IBM Faces Sixteen Quarters of Declining Sales; Plans to Reorganize Business Stucture

IBM - or known to many as the Big Blue - made an attempt to re-organize its business and focus on its Watson cloud-AI-offering service. Unfortunately, such move did not help the giant company rise up from fifteen quarters of falling revenue, making it sixteen consecutive quarters of low profit.

The Register reports that Big Blue has been letting go of job positions as a way of restricting and cutting its costs. "As we transform our business and move into new areas, we need to transform our workforce," CFO Martin Schroeter said. "Not only the types of skills, but how we operate."

On the other hand, according Bloombergview, IBM's lack of revenue growth is partly caused by the company's conscious choices. It can be recalled that IBM, in 2005, sold its personal computing division to Lenovo. Former Chief Executive Officer Sam Palmisano believed that the company's growth would occur elsewhere.

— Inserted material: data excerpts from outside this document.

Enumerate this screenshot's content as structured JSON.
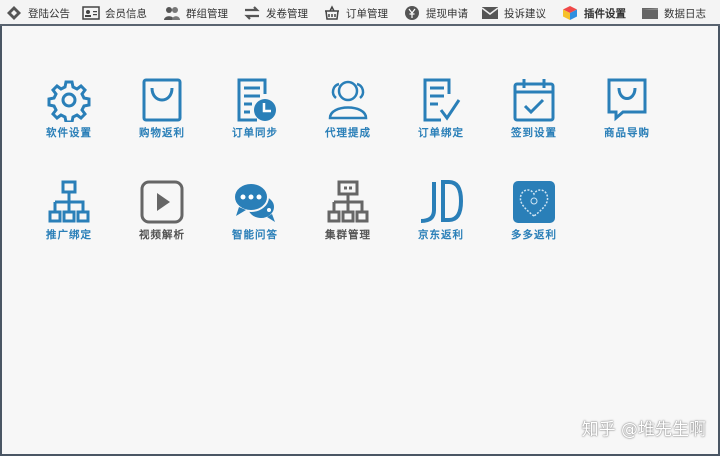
{
  "toolbar": {
    "items": [
      {
        "label": "登陆公告",
        "icon": "diamond-icon"
      },
      {
        "label": "会员信息",
        "icon": "id-card-icon"
      },
      {
        "label": "群组管理",
        "icon": "users-icon"
      },
      {
        "label": "发卷管理",
        "icon": "exchange-icon"
      },
      {
        "label": "订单管理",
        "icon": "basket-icon"
      },
      {
        "label": "提现申请",
        "icon": "yen-coin-icon"
      },
      {
        "label": "投诉建议",
        "icon": "mail-icon"
      },
      {
        "label": "插件设置",
        "icon": "cube-icon"
      },
      {
        "label": "数据日志",
        "icon": "folder-icon"
      }
    ]
  },
  "apps": [
    {
      "label": "软件设置",
      "icon": "gear-icon"
    },
    {
      "label": "购物返利",
      "icon": "shopping-bag-icon"
    },
    {
      "label": "订单同步",
      "icon": "order-clock-icon"
    },
    {
      "label": "代理提成",
      "icon": "agents-icon"
    },
    {
      "label": "订单绑定",
      "icon": "doc-check-icon"
    },
    {
      "label": "签到设置",
      "icon": "calendar-check-icon"
    },
    {
      "label": "商品导购",
      "icon": "chat-bag-icon"
    },
    {
      "label": "推广绑定",
      "icon": "hierarchy-icon"
    },
    {
      "label": "视频解析",
      "icon": "play-icon"
    },
    {
      "label": "智能问答",
      "icon": "chat-bubbles-icon"
    },
    {
      "label": "集群管理",
      "icon": "cluster-icon"
    },
    {
      "label": "京东返利",
      "icon": "jd-logo-icon"
    },
    {
      "label": "多多返利",
      "icon": "pdd-logo-icon"
    }
  ],
  "watermark": "知乎 @堆先生啊",
  "colors": {
    "accent": "#2a7fb8",
    "gray": "#666666"
  }
}
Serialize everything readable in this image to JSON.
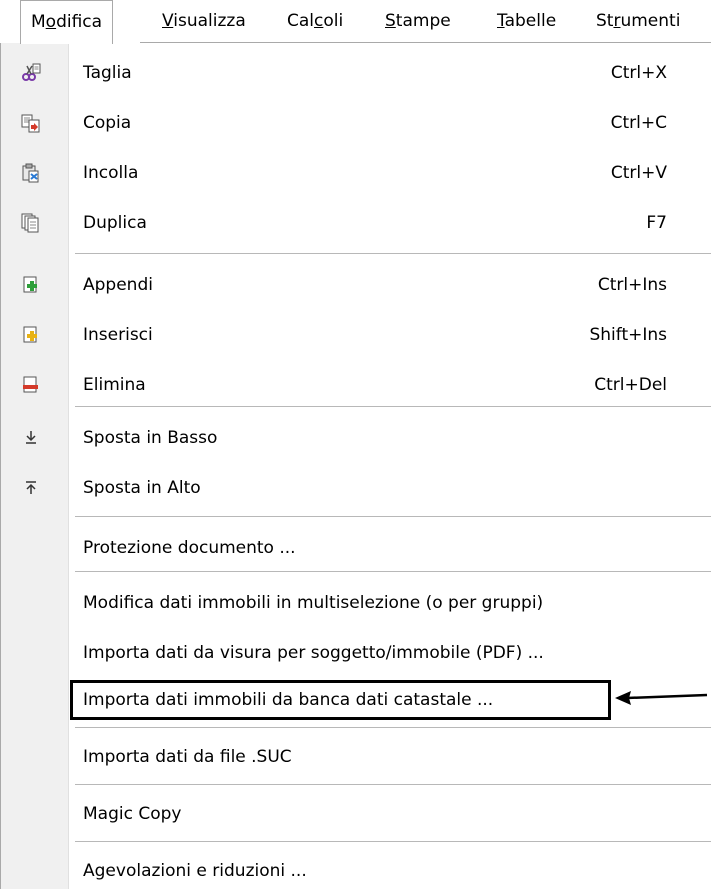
{
  "menubar": {
    "items": [
      {
        "pre": "M",
        "ul": "o",
        "post": "difica",
        "active": true
      },
      {
        "pre": "",
        "ul": "V",
        "post": "isualizza",
        "active": false
      },
      {
        "pre": "Cal",
        "ul": "c",
        "post": "oli",
        "active": false
      },
      {
        "pre": "",
        "ul": "S",
        "post": "tampe",
        "active": false
      },
      {
        "pre": "",
        "ul": "T",
        "post": "abelle",
        "active": false
      },
      {
        "pre": "St",
        "ul": "r",
        "post": "umenti",
        "active": false
      }
    ]
  },
  "menu": {
    "items": [
      {
        "label": "Taglia",
        "shortcut": "Ctrl+X",
        "icon": "cut-icon"
      },
      {
        "label": "Copia",
        "shortcut": "Ctrl+C",
        "icon": "copy-icon"
      },
      {
        "label": "Incolla",
        "shortcut": "Ctrl+V",
        "icon": "paste-icon"
      },
      {
        "label": "Duplica",
        "shortcut": "F7",
        "icon": "duplicate-icon"
      },
      {
        "label": "Appendi",
        "shortcut": "Ctrl+Ins",
        "icon": "append-icon"
      },
      {
        "label": "Inserisci",
        "shortcut": "Shift+Ins",
        "icon": "insert-icon"
      },
      {
        "label": "Elimina",
        "shortcut": "Ctrl+Del",
        "icon": "delete-icon"
      },
      {
        "label": "Sposta in Basso",
        "shortcut": "",
        "icon": "move-down-icon"
      },
      {
        "label": "Sposta in Alto",
        "shortcut": "",
        "icon": "move-up-icon"
      },
      {
        "label": "Protezione documento ...",
        "shortcut": "",
        "icon": ""
      },
      {
        "label": "Modifica dati immobili in multiselezione (o per gruppi)",
        "shortcut": "",
        "icon": ""
      },
      {
        "label": "Importa dati da visura per soggetto/immobile (PDF) ...",
        "shortcut": "",
        "icon": ""
      },
      {
        "label": "Importa dati immobili da banca dati catastale ...",
        "shortcut": "",
        "icon": ""
      },
      {
        "label": "Importa dati da file .SUC",
        "shortcut": "",
        "icon": ""
      },
      {
        "label": "Magic Copy",
        "shortcut": "",
        "icon": ""
      },
      {
        "label": "Agevolazioni e riduzioni ...",
        "shortcut": "",
        "icon": ""
      }
    ]
  },
  "colors": {
    "gutter": "#f0f0f0",
    "separator": "#b8b8b8",
    "annotation": "#000000"
  }
}
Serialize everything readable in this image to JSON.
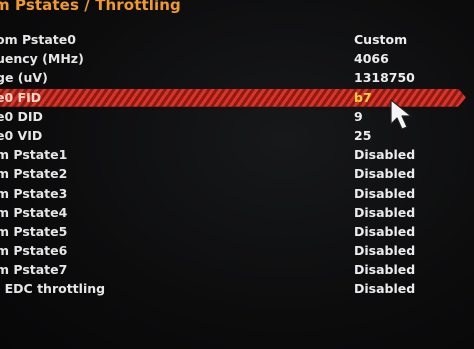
{
  "header": {
    "title": "m Pstates / Throttling"
  },
  "colors": {
    "accent_orange": "#f19a2b",
    "selected_bar": "#d8352a",
    "selected_value": "#ffd23a"
  },
  "settings": [
    {
      "label": "om Pstate0",
      "value": "Custom"
    },
    {
      "label": "uency (MHz)",
      "value": "4066"
    },
    {
      "label": "ge (uV)",
      "value": "1318750"
    },
    {
      "label": "e0 FID",
      "value": "b7"
    },
    {
      "label": "e0 DID",
      "value": "9"
    },
    {
      "label": "e0 VID",
      "value": "25"
    },
    {
      "label": "m Pstate1",
      "value": "Disabled"
    },
    {
      "label": "m Pstate2",
      "value": "Disabled"
    },
    {
      "label": "m Pstate3",
      "value": "Disabled"
    },
    {
      "label": "m Pstate4",
      "value": "Disabled"
    },
    {
      "label": "m Pstate5",
      "value": "Disabled"
    },
    {
      "label": "m Pstate6",
      "value": "Disabled"
    },
    {
      "label": "m Pstate7",
      "value": "Disabled"
    },
    {
      "label": "l EDC throttling",
      "value": "Disabled"
    }
  ],
  "cursor": {
    "icon": "mouse-pointer-icon"
  }
}
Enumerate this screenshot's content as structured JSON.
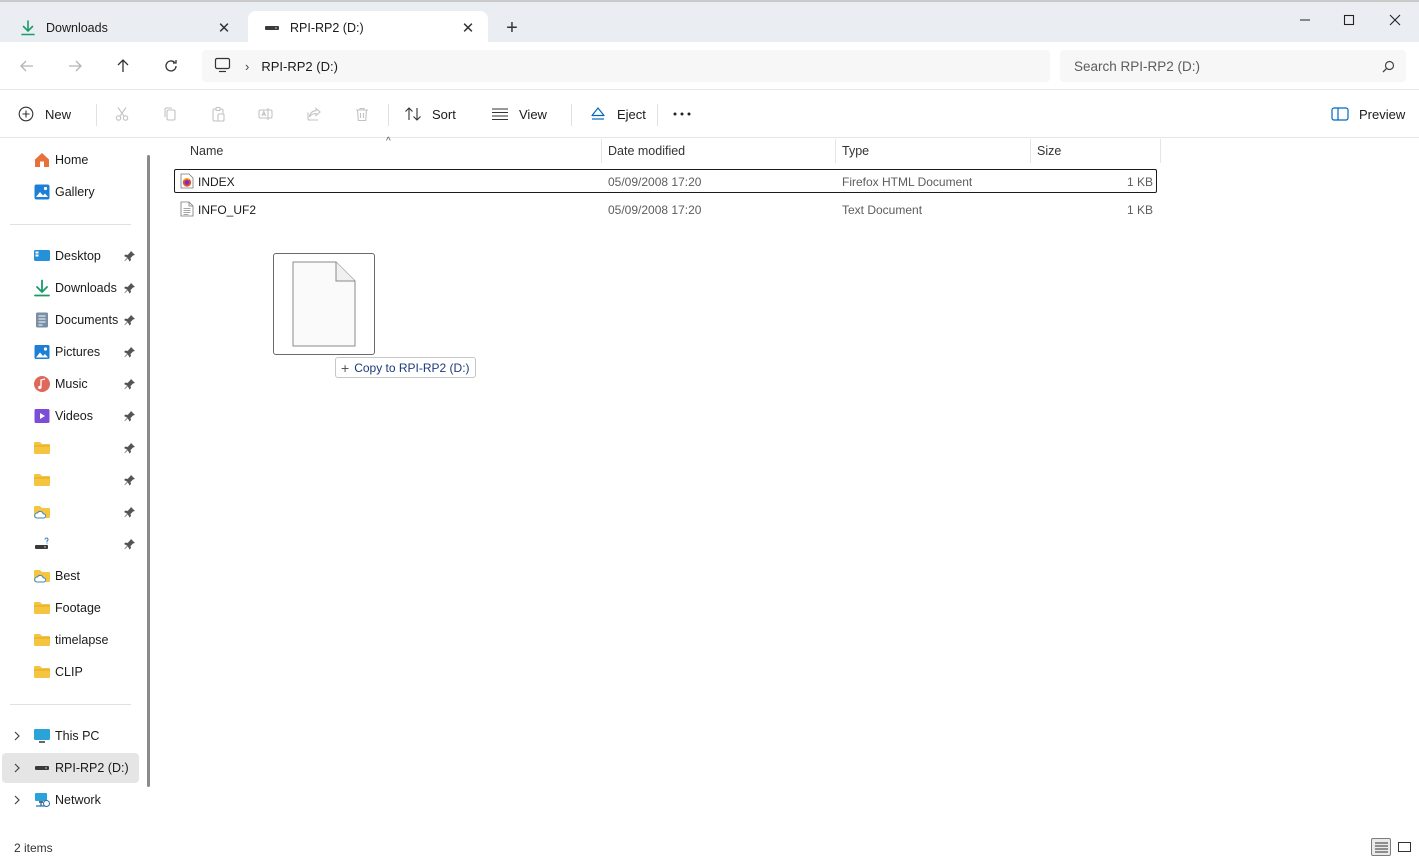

IBM said that they are focusing on growth markets such as cloud services and cognitive tools. However, the Q1 2016 report does not seem to reflect such. In March 31, the company's revenues went down by five percent (US$18.7bn) when compared to last year's. This figure represents technology services and cloud revenues of $8.4bn and cognitive solutions revenue of $4bn.

Despite these dwindling figures, CEO Ginni Rometty remained calm. "We are pleased with the progress we have made helping our clients apply new cognitive solutions and hybrid cloud platforms," Rometty said. "IBM has established itself as the industry leader in total cloud, analytics and cognitive, all of which helped drive our strategic imperatives revenue growth at a strong double-digit rate, substantially faster than the market."

On the brighter side, these sixteen quarters of falling profits is still better to where IBM was 18 years ago. The company's earnings are now more than twice what they were back in 1998.